Ça monte, ça ressort, poussée de bourgeons : de l’écriture, de la musique, des larmes, du rire. Le Brésil, Kim, Pauline : pages douloureuses ou joyeuses, tournées et oubliées. Chaque (illisible) est une renaissance. Quelque chose s’ouvre enfin en moi et entre mes mains va se refermer, je le pressens, en création. Que s’est-il passé ? Je tente de rassembler. Il y a eu ce moment formidable où, rouvrant la Boîte à idées, j’ai vu qu’il y avait en fait tant et tant d’idées, d’envies, non pas remisées comme je le croyais, mais attendant le souffle que je me sens rassembler en moi. Certaines de ces idées étaient belles et bonnes, fraîches malgré le nombre des années à attendre là, et toutes mes ressemblaient énormément. Le démon qui parfois me dit que je n’ai pas d’inspiration, pas d’imagination, peut bien aller niquer sa mère.
Reste à amener les projets à leur terme : je dois me prouver, avec XXX, avec ce projet de roman, que je peux traîner ces idées jusqu’à leur fin.
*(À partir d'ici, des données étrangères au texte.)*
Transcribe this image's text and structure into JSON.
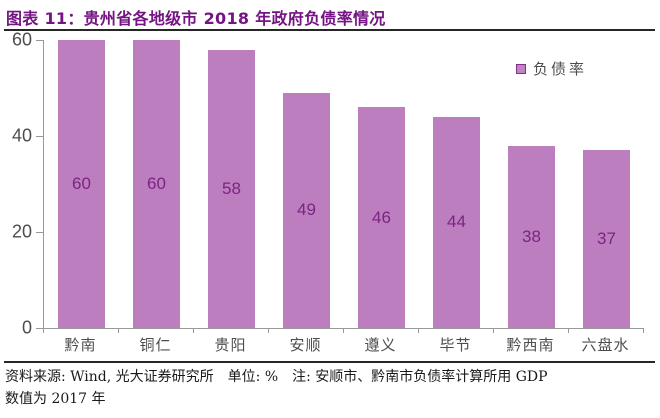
{
  "header": {
    "title": "图表 11：贵州省各地级市 2018 年政府负债率情况"
  },
  "legend": {
    "label": "负债率"
  },
  "chart_data": {
    "type": "bar",
    "title": "贵州省各地级市2018年政府负债率情况",
    "categories": [
      "黔南",
      "铜仁",
      "贵阳",
      "安顺",
      "遵义",
      "毕节",
      "黔西南",
      "六盘水"
    ],
    "values": [
      60,
      60,
      58,
      49,
      46,
      44,
      38,
      37
    ],
    "series_name": "负债率",
    "unit": "%",
    "xlabel": "",
    "ylabel": "",
    "ylim": [
      0,
      60
    ],
    "yticks": [
      0,
      20,
      40,
      60
    ],
    "grid": false,
    "legend_position": "top-right",
    "data_labels": "inside-center"
  },
  "footer": {
    "line1": "资料来源: Wind, 光大证券研究所　单位: %　注: 安顺市、黔南市负债率计算所用 GDP",
    "line2": "数值为 2017 年"
  },
  "colors": {
    "title": "#741583",
    "bar_fill": "#BC7EBE",
    "value_label": "#7B2483",
    "axis_text": "#4D4D4D",
    "axis_line": "#999999",
    "rule_dark": "#262626",
    "footer_text": "#1A1A1A"
  }
}
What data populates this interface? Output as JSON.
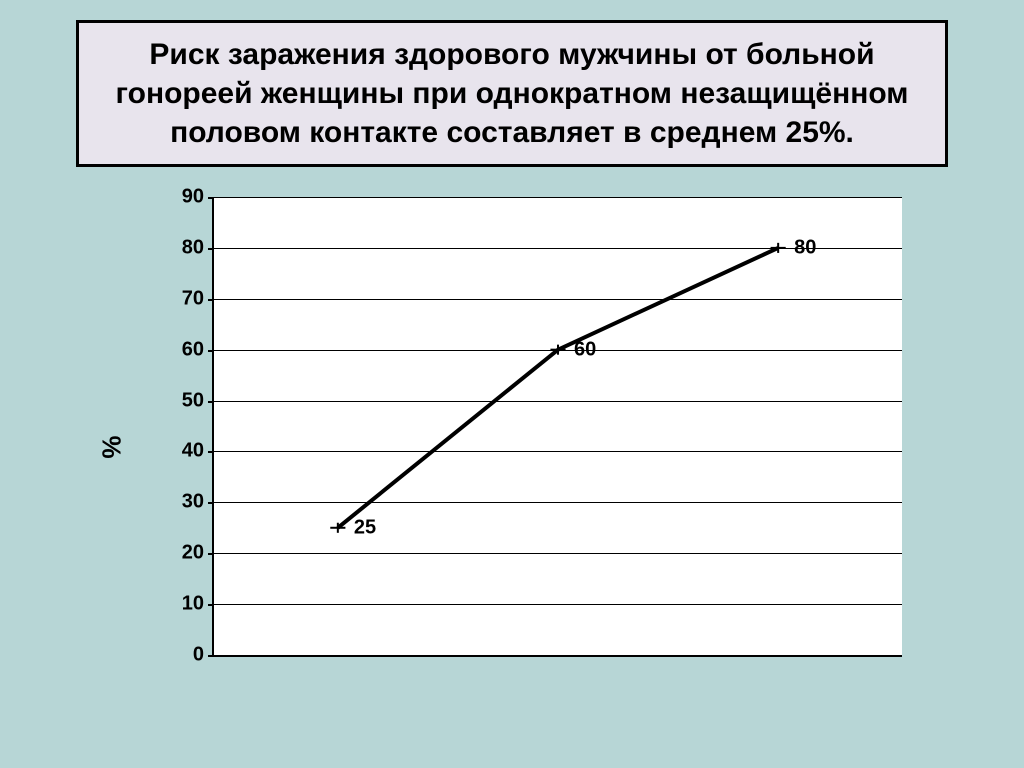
{
  "page": {
    "background_color": "#b7d6d6"
  },
  "title": {
    "text": "Риск заражения здорового мужчины от больной гонореей женщины при однократном незащищённом половом контакте составляет в среднем 25%.",
    "fontsize": 30,
    "fill": "#e8e4ed",
    "border_color": "#000000",
    "text_color": "#000000"
  },
  "chart": {
    "type": "line",
    "ylabel": "%",
    "ylabel_fontsize": 26,
    "ylim": [
      0,
      90
    ],
    "ytick_step": 10,
    "yticks": [
      0,
      10,
      20,
      30,
      40,
      50,
      60,
      70,
      80,
      90
    ],
    "tick_fontsize": 20,
    "plot_background": "#ffffff",
    "axis_color": "#000000",
    "grid_color": "#000000",
    "grid_width": 1,
    "series": {
      "x": [
        0.18,
        0.5,
        0.82
      ],
      "values": [
        25,
        60,
        80
      ],
      "line_color": "#000000",
      "line_width": 4,
      "marker_color": "#000000",
      "marker_size": 7,
      "label_fontsize": 20,
      "label_color": "#000000",
      "label_dx": 16
    }
  }
}
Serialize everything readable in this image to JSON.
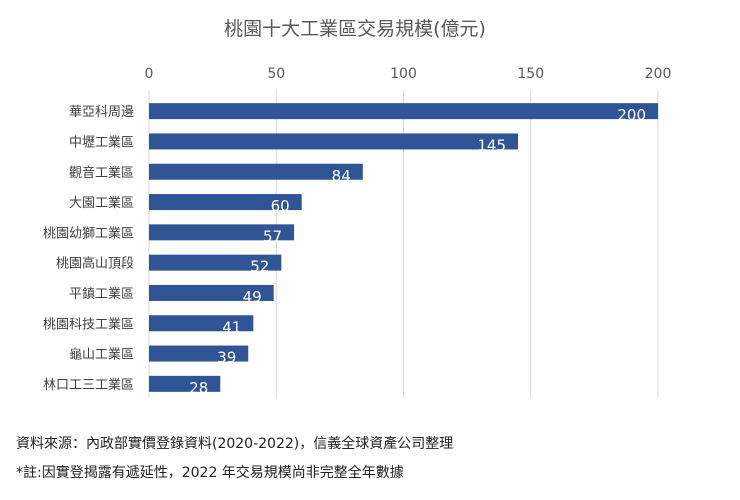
{
  "chart_data": {
    "type": "bar",
    "orientation": "horizontal",
    "title": "桃園十大工業區交易規模(億元)",
    "categories": [
      "華亞科周邊",
      "中壢工業區",
      "觀音工業區",
      "大園工業區",
      "桃園幼獅工業區",
      "桃園高山頂段",
      "平鎮工業區",
      "桃園科技工業區",
      "龜山工業區",
      "林口工三工業區"
    ],
    "values": [
      200,
      145,
      84,
      60,
      57,
      52,
      49,
      41,
      39,
      28
    ],
    "xlim": [
      0,
      200
    ],
    "xticks": [
      0,
      50,
      100,
      150,
      200
    ],
    "xaxis_position": "top",
    "grid": true,
    "bar_color": "#2F5597",
    "label_color": "#FFFFFF"
  },
  "footer": {
    "source": "資料來源：內政部實價登錄資料(2020-2022)，信義全球資產公司整理",
    "note": "*註:因實登揭露有遞延性，2022 年交易規模尚非完整全年數據"
  }
}
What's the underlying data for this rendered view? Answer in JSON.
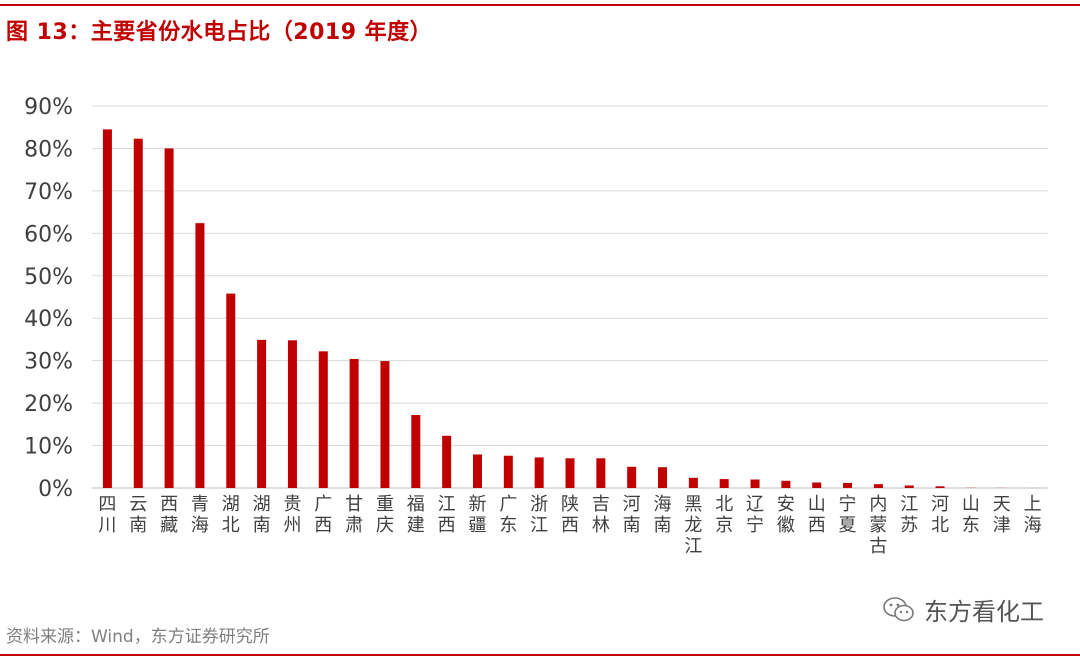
{
  "header": {
    "title": "图 13：主要省份水电占比（2019 年度）"
  },
  "footer": {
    "source": "资料来源：Wind，东方证券研究所",
    "watermark": "东方看化工",
    "watermark_icon": "wechat-icon"
  },
  "colors": {
    "accent": "#c00000",
    "bar": "#c00000",
    "grid": "#d9d9d9",
    "text": "#404040"
  },
  "chart_data": {
    "type": "bar",
    "title": "",
    "xlabel": "",
    "ylabel": "",
    "ylim": [
      0,
      90
    ],
    "yticks": [
      "0%",
      "10%",
      "20%",
      "30%",
      "40%",
      "50%",
      "60%",
      "70%",
      "80%",
      "90%"
    ],
    "grid": true,
    "legend": "none",
    "categories": [
      "四川",
      "云南",
      "西藏",
      "青海",
      "湖北",
      "湖南",
      "贵州",
      "广西",
      "甘肃",
      "重庆",
      "福建",
      "江西",
      "新疆",
      "广东",
      "浙江",
      "陕西",
      "吉林",
      "河南",
      "海南",
      "黑龙江",
      "北京",
      "辽宁",
      "安徽",
      "山西",
      "宁夏",
      "内蒙古",
      "江苏",
      "河北",
      "山东",
      "天津",
      "上海"
    ],
    "values": [
      84.5,
      82.3,
      80.0,
      62.4,
      45.8,
      34.9,
      34.8,
      32.2,
      30.4,
      29.9,
      17.2,
      12.3,
      7.9,
      7.6,
      7.2,
      7.0,
      7.0,
      5.0,
      4.9,
      2.4,
      2.1,
      2.0,
      1.7,
      1.3,
      1.2,
      0.9,
      0.6,
      0.4,
      0.05,
      0.03,
      0.01
    ]
  }
}
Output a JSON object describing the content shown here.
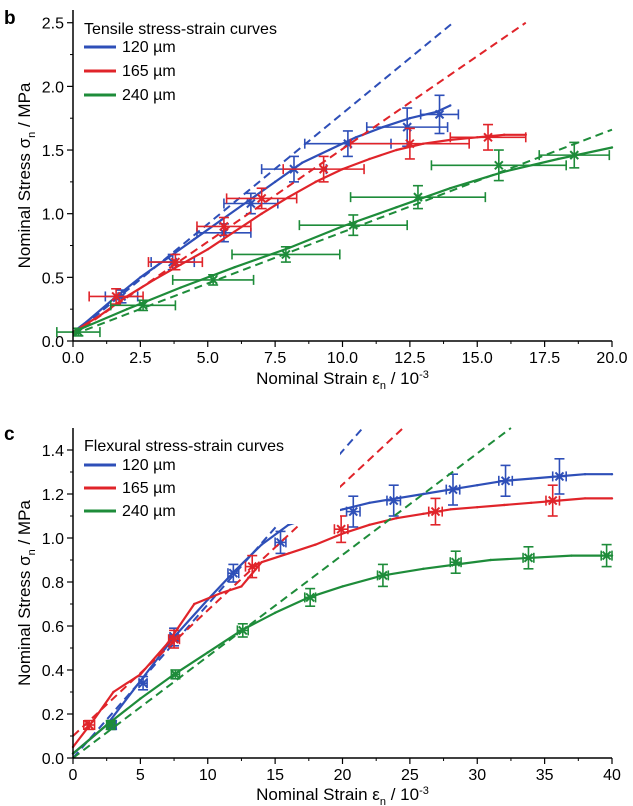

C'est la seule chose qui me différencierait d’un enfant imaginatif ou d’un fainéant plein d’idées. Je crois que j’avais besoin d’une réalisation : cela a été l’acceptation de l’épisode de Grabouillon par la production. En soi ce n’est rien : symboliquement c’est beaucoup.  (....) Oui, cela me rappelle qu’une vie est possible et viable, qui consiste à raconter des histoires. Une vie est là, dans laquelle j’écrirais des scripts ou quelque chose de ce genre, une vie calme et douce et solitaire et terrible où manquerait la frénésie des tournages, du collectif, des ordres donnés et des plans de guerre, mais ce manque est-il (pour l’instant) si grave ? Ma condition d’homme toujours fatigué, d’homme trop sociable aussi, s'en contente pour l’instant très bien. Il y a une autre existence qui s’en rapproche et qui soudain paraît possible, souhaitable, rêvable : celle de l’écriture littéraire. Me manque encore la discipline de l’écrivain, la hargne d’écrire dès le saut du lit et de se frotter la pensée aux pages toute la journée durant. Je ne peux, comme le narrateur dans La Recherche du Temps Perdu, me dire que, sans savoir par quelle magie, cela viendra. Je dois y prendre part, maintenant. En attendant, ça ressort.  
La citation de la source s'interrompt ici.